Methodological Framework

The authors propose a novel evaluation technique where they substitute the correct answer in multiple-choice questions with "None of the other answers," prompting models to engage in genuine reasoning. This alteration increases the complexity of the task by removing direct lexical or semantic cues that models might have memorized from training data. Importantly, this method requires models to discard all incorrect options to derive at "None of the others" as the correct choice, thus emphasizing reasoning over surface-level memorization.

Experimental Setup

The efficacy of this technique is validated using two datasets: the MMLU benchmark and the private UNED-Access 2024 dataset. The models evaluated include both proprietary systems such as OpenAI-o3-mini, Claude-3.5-Sonnet, and open-source models like Llama-3 variants. The paper employs metrics such as Cohen's Kappa alongside accuracy measures to account for chance-level performance, given the variability in the number of choices per question.

Key Findings

  1. Reasoning vs. Memorization: When evaluated under the "none of the others" condition, all models experienced significant decreases in performance, with accuracy drops ranging from 10% to 93%. This stark decline underscores the reliance on memorization in existing LLMs and confirms that memorization alone is inadequate when models are faced with the removal of lexical cues.
  2. Contamination Effects: The paper highlights contamination as a factor influencing model performance. Datasets like MMLU, which are publicly available, showed greater performance drops as they are prone to pre-training data exposure. Meanwhile, the private UNED-Access 2024 dataset exhibited marginally better resilience, pointing to the contaminating effect of exposure to training data.
  3. Translation Biases: The paper evaluated bilingual datasets and found that translated questions, unlikely to appear verbatim in English pre-training data, led to varied performance drops. This suggests that LLMs' accuracy might be inflated when handling tasks in the original language of the training corpus compared to translations.
  4. Robustness and Model Size: Interestingly, robustness to the "none of the others" alteration was not strictly correlated with model size. Some mid-sized models, like DeepSeek-R1-70B, demonstrated lower performance drops compared to larger models, indicating that reasoning abilities may depend on factors other than scale.

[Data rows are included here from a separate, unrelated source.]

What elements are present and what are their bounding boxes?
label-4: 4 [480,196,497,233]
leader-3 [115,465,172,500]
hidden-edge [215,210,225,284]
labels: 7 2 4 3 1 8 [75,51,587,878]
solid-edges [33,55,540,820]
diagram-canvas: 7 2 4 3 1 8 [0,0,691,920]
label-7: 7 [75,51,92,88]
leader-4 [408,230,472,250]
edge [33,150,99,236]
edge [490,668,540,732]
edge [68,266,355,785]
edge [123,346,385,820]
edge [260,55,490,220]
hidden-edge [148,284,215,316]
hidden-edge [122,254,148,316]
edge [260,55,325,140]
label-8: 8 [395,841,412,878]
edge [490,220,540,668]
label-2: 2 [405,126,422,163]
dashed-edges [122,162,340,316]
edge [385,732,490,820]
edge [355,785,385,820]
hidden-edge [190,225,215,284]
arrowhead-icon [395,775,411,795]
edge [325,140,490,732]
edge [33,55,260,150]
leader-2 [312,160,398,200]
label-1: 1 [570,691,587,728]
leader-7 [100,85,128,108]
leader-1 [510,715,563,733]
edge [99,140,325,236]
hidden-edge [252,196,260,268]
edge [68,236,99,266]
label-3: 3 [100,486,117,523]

Implications and Future Directions

These findings have significant implications for the development and evaluation of LLMs. The revelation that existing benchmarks might overestimate reasoning abilities due to memorization signals a need for revised evaluation criteria. Anchor questions like "none of the others" could serve as a crucial tool for exposing reasoning deficiencies and prompting the design of LLMs capable of deeper cognitive processing.

Future research directions may focus on refining these evaluation techniques and integrating them into broader assessment frameworks to ensure comprehensive measurement of LLM reasoning capabilities. Such efforts would align with advancing AI technologies that transcend rote memorization and exhibit authentic understanding and inference capacities. This work advocates for a paradigm shift in AI evaluation, emphasizing sophisticated reasoning metrics to drive the next wave of AI innovation.